Best practice for Singapore companies, particularly those with international operations or investors, is to establish a formal whistleblowing policy that provides clear channels for reporting concerns (including anonymous reporting), protects whistleblowers from retaliation, establishes investigation procedures for reported concerns, and documents outcomes and corrective actions. While not legally required for private companies, having a whistleblowing policy signals good corporate governance and can help detect problems before they escalate into regulatory violations.

Intellectual Property Protection

Singapore provides robust intellectual property protection through the Intellectual Property Office of Singapore (IPOS). Companies can register patents (20-year protection), trademarks (10-year renewable), registered designs (15-year maximum), and plant varieties. Singapore is a signatory to major international IP treaties including the Paris Convention, the Patent Cooperation Treaty (PCT), and the Madrid Protocol for trademarks.

For technology companies and businesses with proprietary products, registering IP in Singapore provides legal protection that is enforceable through Singapore's efficient court system. The IP registration process is straightforward and can be completed online through IPOS's digital platform.

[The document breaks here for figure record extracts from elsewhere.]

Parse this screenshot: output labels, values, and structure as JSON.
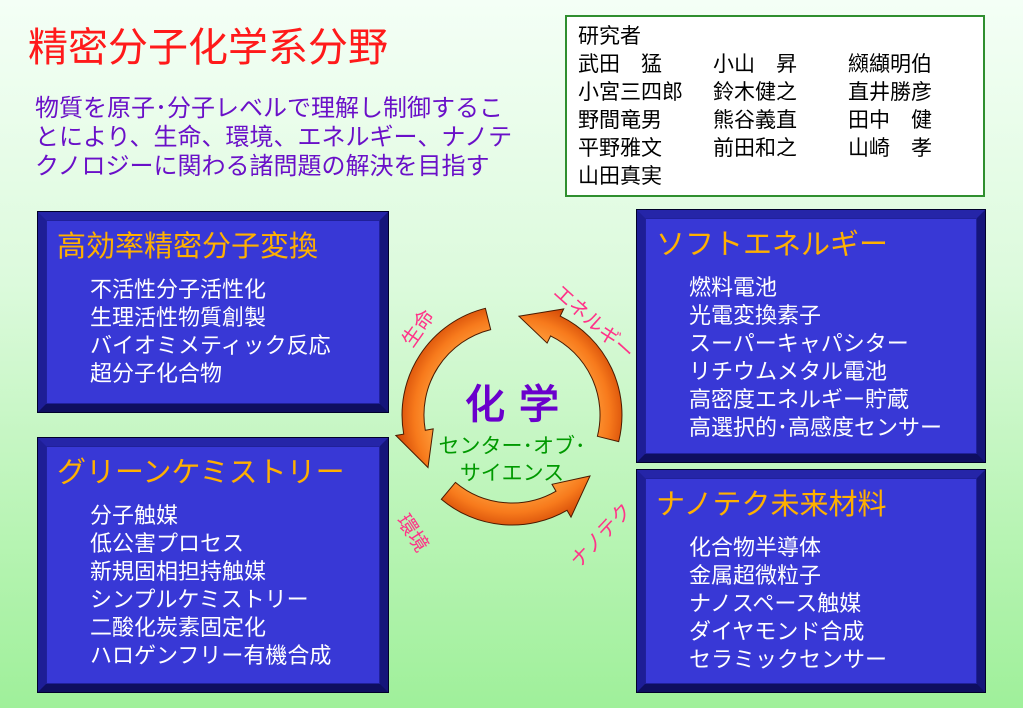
{
  "slide": {
    "title": "精密分子化学系分野",
    "description_lines": [
      "物質を原子･分子レベルで理解し制御するこ",
      "とにより、生命、環境、エネルギー、ナノテ",
      "クノロジーに関わる諸問題の解決を目指す"
    ]
  },
  "researchers": {
    "heading": "研究者",
    "rows": [
      [
        "武田　猛",
        "小山　昇",
        "纐纈明伯"
      ],
      [
        "小宮三四郎",
        "鈴木健之",
        "直井勝彦"
      ],
      [
        "野間竜男",
        "熊谷義直",
        "田中　健"
      ],
      [
        "平野雅文",
        "前田和之",
        "山崎　孝"
      ],
      [
        "山田真実"
      ]
    ]
  },
  "areas": [
    {
      "title": "高効率精密分子変換",
      "items": [
        "不活性分子活性化",
        "生理活性物質創製",
        "バイオミメティック反応",
        "超分子化合物"
      ]
    },
    {
      "title": "グリーンケミストリー",
      "items": [
        "分子触媒",
        "低公害プロセス",
        "新規固相担持触媒",
        "シンプルケミストリー",
        "二酸化炭素固定化",
        "ハロゲンフリー有機合成"
      ]
    },
    {
      "title": "ソフトエネルギー",
      "items": [
        "燃料電池",
        "光電変換素子",
        "スーパーキャパシター",
        "リチウムメタル電池",
        "高密度エネルギー貯蔵",
        "高選択的･高感度センサー"
      ]
    },
    {
      "title": "ナノテク未来材料",
      "items": [
        "化合物半導体",
        "金属超微粒子",
        "ナノスペース触媒",
        "ダイヤモンド合成",
        "セラミックセンサー"
      ]
    }
  ],
  "cycle": {
    "center_title": "化 学",
    "center_subtitle_lines": [
      "センター･オブ･",
      "サイエンス"
    ],
    "labels": {
      "life": "生命",
      "energy": "エネルギー",
      "environment": "環境",
      "nanotech": "ナノテク"
    }
  },
  "colors": {
    "title": "#ff1a1a",
    "description": "#6a10c8",
    "panel_border": "#2f8f2f",
    "area_face": "#3838d6",
    "area_title": "#ffb000",
    "area_item": "#ffffff",
    "cycle_label": "#ff3388",
    "center_title": "#6a00cc",
    "center_subtitle": "#009900",
    "arrow_light": "#ffa340",
    "arrow_mid": "#f77a1c",
    "arrow_dark": "#c83a00"
  }
}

For companies that hold significant IP, Singapore's IP Development Incentive provides concessionary tax rates of 5% to 10% on qualifying IP income. See our guide on Singapore tax incentives for startups for details.

Conclusion

Singapore's compliance framework is structured, predictable, and increasingly digital. The key annual obligations for a standard Pte Ltd are holding the AGM (or passing a written resolution), filing the annual return with ACRA, preparing financial statements, and filing tax returns with IRAS. The small company audit exemption provides significant cost relief for most startups and SMEs. Beyond these core requirements, companies must maintain awareness of the PDPA, AML/CFT obligations, competition law, and any industry-specific regulations that apply to their business activities. Engaging a qualified company secretary and accountant ensures that these obligations are met on time and correctly, protecting the company and its directors from penalties and reputational damage.

Frequently Asked Questions

When must a Singapore company file its annual return with ACRA?

A Singapore company must file its annual return with ACRA within 30 days of holding its Annual General Meeting (AGM). The AGM itself must be held within 6 months after the end of the company's financial year. For example, if your financial year ends on 31 December, you must hold the AGM by 30 June and file the annual return by 30 July. The filing is done electronically through the BizFile+ portal. Late filing attracts penalties starting at SGD 300 and can escalate to prosecution for persistent non-compliance.

What qualifies as a small company exempt from audit in Singapore?

A company qualifies for the small company audit exemption if it meets at least two of the following three criteria for the immediate past two consecutive financial years: total annual revenue not exceeding SGD 10 million, total assets not exceeding SGD 10 million, and number of employees not exceeding 50. A company that is part of a group qualifies only if the group as a whole also meets at least two of these three criteria on a consolidated basis. Exempt private companies that are not part of a group qualify automatically if they meet the revenue threshold alone.

What are the penalties for non-compliance with ACRA requirements?

Penalties vary by the type of non-compliance. Late filing of annual returns incurs an immediate penalty of SGD 300, increasing with further delays. Failure to hold an AGM can result in fines up to SGD 5,000. Directors who fail to ensure the company maintains proper accounting records may be fined up to SGD 5,000 or imprisoned for up to 12 months. For persistent non-compliance, ACRA may strike the company off the register or compound offenses for penalties up to SGD 5,000 per offense.